I hear the comment that it is really a symposium. Except the unsymposium is pickking up the unconference movement. A symposium would be defined in advance, contributors would prepare material a long time in advance, possibly even share their papers before hand. Here the questions or prompts don’t come from the speakers, and we don’t know what the other is going to say. The difference might appear small, but in surrendering some of the agenda to you it is qualitatively different to what a symposium ordinarily is.

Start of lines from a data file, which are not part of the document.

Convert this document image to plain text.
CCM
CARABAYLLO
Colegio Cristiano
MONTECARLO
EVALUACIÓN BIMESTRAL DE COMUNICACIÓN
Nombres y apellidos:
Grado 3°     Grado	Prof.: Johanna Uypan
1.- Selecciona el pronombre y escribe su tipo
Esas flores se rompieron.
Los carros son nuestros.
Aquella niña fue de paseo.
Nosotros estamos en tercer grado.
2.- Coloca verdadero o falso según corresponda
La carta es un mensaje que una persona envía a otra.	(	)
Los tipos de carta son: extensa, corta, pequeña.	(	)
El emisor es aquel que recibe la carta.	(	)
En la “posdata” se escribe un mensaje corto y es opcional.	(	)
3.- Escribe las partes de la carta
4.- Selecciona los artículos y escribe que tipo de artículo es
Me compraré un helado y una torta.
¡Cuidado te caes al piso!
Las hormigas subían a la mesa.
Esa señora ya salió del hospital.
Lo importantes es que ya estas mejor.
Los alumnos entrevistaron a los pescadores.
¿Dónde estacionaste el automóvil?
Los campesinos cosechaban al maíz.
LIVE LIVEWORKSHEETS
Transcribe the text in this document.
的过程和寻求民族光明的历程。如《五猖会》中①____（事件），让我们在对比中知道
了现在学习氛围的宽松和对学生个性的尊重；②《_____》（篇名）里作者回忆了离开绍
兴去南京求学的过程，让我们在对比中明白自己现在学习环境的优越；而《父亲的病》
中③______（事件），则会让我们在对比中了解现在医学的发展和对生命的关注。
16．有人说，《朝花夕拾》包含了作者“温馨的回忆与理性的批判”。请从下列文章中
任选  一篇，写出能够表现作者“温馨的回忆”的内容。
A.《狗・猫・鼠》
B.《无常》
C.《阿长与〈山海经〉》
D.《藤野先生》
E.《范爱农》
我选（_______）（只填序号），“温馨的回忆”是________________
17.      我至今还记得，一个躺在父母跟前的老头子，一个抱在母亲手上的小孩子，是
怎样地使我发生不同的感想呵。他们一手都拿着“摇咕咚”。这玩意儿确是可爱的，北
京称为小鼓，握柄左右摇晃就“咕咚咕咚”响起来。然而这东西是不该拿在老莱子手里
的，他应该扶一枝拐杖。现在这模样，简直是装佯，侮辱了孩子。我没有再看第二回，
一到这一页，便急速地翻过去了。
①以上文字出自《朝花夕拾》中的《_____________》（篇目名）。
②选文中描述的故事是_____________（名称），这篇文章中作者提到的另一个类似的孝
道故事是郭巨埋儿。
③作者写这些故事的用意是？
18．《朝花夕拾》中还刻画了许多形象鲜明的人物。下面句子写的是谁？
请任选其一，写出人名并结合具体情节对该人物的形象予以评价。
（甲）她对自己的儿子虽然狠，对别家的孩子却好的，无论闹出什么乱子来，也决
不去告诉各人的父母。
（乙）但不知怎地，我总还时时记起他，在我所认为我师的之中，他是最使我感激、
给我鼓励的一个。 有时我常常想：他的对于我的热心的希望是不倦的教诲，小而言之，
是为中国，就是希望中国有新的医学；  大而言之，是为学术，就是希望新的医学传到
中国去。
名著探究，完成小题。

Jackie has great questions about what would be shared in a hypertextual work. This is precisely the question that needs to be considered. There are lots of good answers, and so the problem it poses is how to craft a meaningful pattern rather than just experience it as difference or chaos. We won’t get there this semester, but this is what we explore in Integrated Media when we begin to make works with these qualities and then want to think about the sort of story and experience that could or should be made available.

Long Tail Vox Pops

Victoria has useful list. Key point? The long tail lets what we might think of as ‘minor’ but deeply important works to find an audience, survive, and be available. Courtney uses the long tail to think about blogs and blogging (blogs absolutely exhibit the long tail stuff), and how the long tail intersects with recommendation systems. Jackie thinks about friendships and connections, and hopefully some of the questions raised will be picked up by the next lot of readings. Dominic picks up on the importance of hubs (dense connectors). It is these hubs that make all the difference in small world networks as it is how you find your way from one point to another. Rebecca My meanwhile discusses Anderson’s three rules of the long tail for online business. Anna C notices that the long tail provides a way to rethink the creative economy online, with crowd sourcing, which didn’t exist when Anderson wrote his article, as a case in point.